Your Sophie.
Somewhere in the middle of the letter, I leaned forward, placing my elbows on my knees. The tear stains on the paper made the ink darker against the white surface.
My eyes closed of their own volition, fighting the tears, fighting the pain and joy mixed together. How was it possible to be happy and sad at the same time?
How was it possible that a small piece of paper destroyed even the smallest semblance of calm I had?
She didn’t leave me only with memories and love. She left her bucket list with me and when I looked at the bottom, I saw something else written there.
Noah’s Bucket List
“My God.” I dragged one hand over my face, tears coming out even faster with each passing second.
I dropped the paper on the seat next to mine, trying to calm my breathing. She knew me too well. She knew I would try to downplay my feelings.

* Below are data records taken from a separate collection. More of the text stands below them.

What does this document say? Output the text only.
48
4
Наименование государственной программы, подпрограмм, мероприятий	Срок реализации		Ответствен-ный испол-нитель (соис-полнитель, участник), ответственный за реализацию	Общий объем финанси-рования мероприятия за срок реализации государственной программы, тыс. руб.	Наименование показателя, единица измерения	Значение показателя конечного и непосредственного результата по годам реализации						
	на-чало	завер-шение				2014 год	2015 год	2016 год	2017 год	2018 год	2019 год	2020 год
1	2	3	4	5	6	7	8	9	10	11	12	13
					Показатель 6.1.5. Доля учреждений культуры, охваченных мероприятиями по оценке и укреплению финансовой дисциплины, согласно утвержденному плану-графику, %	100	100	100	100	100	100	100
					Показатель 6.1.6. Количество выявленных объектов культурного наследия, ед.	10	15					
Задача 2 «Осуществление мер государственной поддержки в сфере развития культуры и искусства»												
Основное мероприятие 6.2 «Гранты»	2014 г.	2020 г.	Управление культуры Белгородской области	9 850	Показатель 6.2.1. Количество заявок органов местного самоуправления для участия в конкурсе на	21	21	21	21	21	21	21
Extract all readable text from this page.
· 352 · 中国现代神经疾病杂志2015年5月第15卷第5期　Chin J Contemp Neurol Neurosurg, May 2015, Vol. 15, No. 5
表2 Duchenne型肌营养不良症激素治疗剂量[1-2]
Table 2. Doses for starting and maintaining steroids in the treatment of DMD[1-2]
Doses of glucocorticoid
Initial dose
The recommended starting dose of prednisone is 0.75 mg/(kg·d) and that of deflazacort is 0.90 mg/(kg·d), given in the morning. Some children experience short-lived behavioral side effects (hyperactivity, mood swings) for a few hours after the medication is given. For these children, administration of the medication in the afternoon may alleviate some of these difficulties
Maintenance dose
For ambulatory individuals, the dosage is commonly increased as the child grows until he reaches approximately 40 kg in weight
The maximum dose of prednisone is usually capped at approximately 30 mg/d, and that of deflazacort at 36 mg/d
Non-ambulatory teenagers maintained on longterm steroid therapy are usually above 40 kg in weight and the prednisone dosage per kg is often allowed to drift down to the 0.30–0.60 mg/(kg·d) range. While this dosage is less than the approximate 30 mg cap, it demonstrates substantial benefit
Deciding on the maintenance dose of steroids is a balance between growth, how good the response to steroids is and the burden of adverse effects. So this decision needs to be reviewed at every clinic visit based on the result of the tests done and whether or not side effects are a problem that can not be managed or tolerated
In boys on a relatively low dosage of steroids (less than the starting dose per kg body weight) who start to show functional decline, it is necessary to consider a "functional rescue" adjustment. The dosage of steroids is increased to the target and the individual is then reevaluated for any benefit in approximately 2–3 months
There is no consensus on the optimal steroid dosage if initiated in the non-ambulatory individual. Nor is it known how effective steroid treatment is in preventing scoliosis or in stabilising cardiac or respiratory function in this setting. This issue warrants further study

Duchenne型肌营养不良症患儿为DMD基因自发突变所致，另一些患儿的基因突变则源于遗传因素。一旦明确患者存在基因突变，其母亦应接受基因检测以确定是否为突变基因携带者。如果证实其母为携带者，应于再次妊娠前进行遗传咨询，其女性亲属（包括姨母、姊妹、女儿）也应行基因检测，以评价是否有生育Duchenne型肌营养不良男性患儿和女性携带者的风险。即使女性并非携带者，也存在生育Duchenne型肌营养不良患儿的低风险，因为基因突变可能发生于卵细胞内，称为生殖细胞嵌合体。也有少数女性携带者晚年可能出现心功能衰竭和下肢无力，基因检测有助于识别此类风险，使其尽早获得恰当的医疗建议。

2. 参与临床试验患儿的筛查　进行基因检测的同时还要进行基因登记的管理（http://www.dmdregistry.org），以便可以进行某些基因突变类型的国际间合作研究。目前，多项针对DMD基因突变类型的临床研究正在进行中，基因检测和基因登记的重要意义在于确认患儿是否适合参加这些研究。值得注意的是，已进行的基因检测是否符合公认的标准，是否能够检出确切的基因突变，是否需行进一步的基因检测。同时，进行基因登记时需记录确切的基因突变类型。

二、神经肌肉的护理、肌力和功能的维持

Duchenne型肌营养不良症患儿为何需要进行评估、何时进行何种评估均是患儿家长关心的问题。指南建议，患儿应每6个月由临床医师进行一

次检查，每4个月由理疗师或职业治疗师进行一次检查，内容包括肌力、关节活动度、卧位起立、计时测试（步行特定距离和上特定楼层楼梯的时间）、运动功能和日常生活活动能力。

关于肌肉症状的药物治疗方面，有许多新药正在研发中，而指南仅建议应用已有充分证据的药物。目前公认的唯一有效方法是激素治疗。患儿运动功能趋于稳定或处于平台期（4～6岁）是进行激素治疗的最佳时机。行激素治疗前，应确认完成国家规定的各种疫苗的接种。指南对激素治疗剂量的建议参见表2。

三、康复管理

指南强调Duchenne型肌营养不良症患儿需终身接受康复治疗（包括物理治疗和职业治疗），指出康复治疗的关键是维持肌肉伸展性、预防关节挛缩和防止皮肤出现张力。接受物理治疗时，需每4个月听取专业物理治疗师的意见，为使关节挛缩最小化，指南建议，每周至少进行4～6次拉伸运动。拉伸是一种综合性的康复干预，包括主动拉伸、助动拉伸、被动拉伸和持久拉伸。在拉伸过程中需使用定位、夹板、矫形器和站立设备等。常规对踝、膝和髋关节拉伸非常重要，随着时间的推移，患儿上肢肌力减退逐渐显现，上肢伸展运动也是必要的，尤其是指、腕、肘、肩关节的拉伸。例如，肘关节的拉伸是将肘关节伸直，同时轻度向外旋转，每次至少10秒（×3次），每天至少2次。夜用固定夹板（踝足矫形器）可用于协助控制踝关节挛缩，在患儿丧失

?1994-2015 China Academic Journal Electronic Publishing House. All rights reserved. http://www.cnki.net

She knew I would try to push away the people that loved me, because my world shattered with her passing.
And she also knew that I would be unable to not fulfill her last wishes.

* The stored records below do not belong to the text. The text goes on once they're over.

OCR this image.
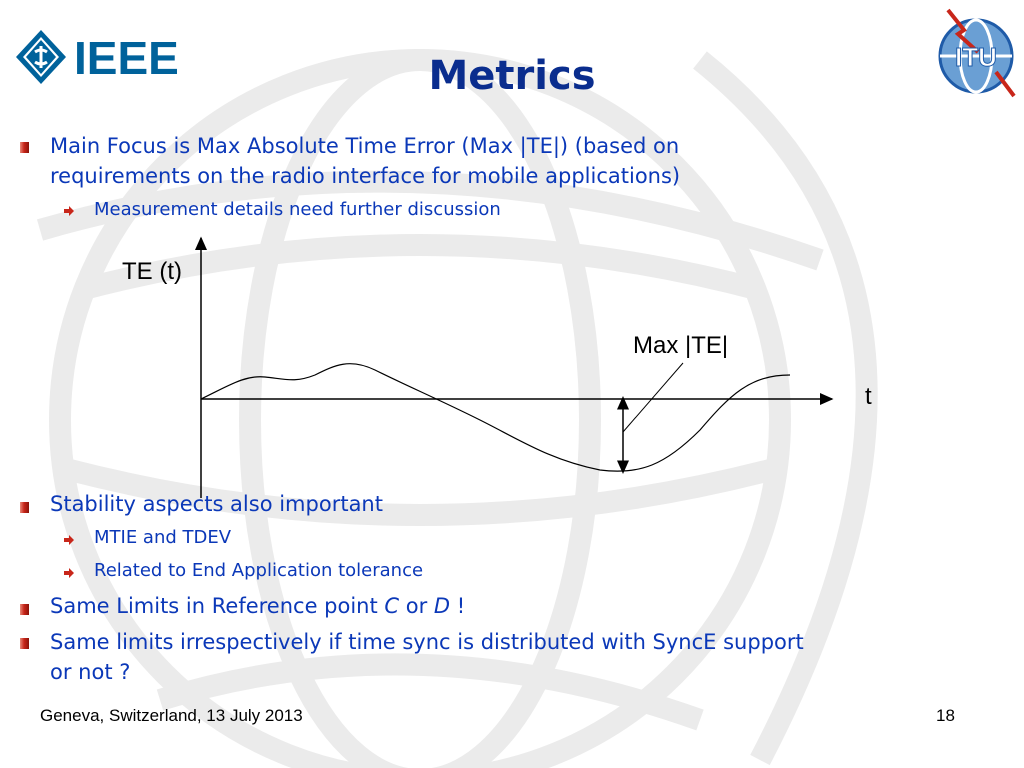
IEEE	ITU
Metrics
Main Focus is Max Absolute Time Error (Max |TE|) (based on
requirements on the radio interface for mobile applications)
Measurement details need further discussion
Stability aspects also important
MTIE and TDEV
Related to End Application tolerance
Same Limits in Reference point C or D !
Same limits irrespectively if time sync is distributed with SyncE support
or not ?
TE (t)
t
Max |TE|
Geneva, Switzerland, 13 July 2013	18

“Fine, Soph,” I spoke to the empty air. “I’ll live. I’ll live for both of us, and one day I’ll tell you about it.”
One day, we would meet each other again. One day, I would get to take her hand in mine.
But for now, I would live; even if my heart still bled and my soul still cried for her, I would live.
“For you, Sophie. Only for you.”
I stood up, taking the paper with me, and with one last glance at the engraved letters between these seats, I started walking out of the arena. Through the rows and to the entrance. I looked back at the rink one last time, because I knew I wouldn’t be coming back.
This was our place, and it didn’t feel right being here without her.
“Until we meet again,” I murmured to my past, and walked out, taking the first step toward the future she wanted me to have. I pulled my phone out as soon as I came to the parking lot and opened the pending emails and messages I didn’t dare to look at before, and started planning.
Maybe it was supposed to be the two of us planning a future together, but I could still live the life she would’ve wanted me to live. I could still do the things I wanted to do, and by doing them, I would honor her memory.
I would honor everything she wanted me to be.
24
NOAH
Forty Years Later
Friends,family, and random strangers assured me that time healed all wounds. They spoke of it as if it was the solution to all my problems.
But my wounds never healed.
My wounds festered, became more painful, more powerful. Like the bitter taste in your mouth you couldn’t get rid of for hours, that’s how I couldn’t heal my wounds. The worst thing was that they weren’t visible.
There was no cure, no medicine, no drug strong enough that could erase the memories.
The memories were the worst.
Not one day passed where they didn’t haunt me, where they didn’t mock me. The future didn’t matter when you lived in the past, when you couldn’t move forward, and my future made no sense without her next to me.
I liked to believe that I fulfilled my promise to her. The promise that I would live my life for both of us. The promise that I would be happy. The promise that what happened wouldn’t be the end of me.
But over time, I realized that I kept lying to myself, just like I lied to the rest of the world.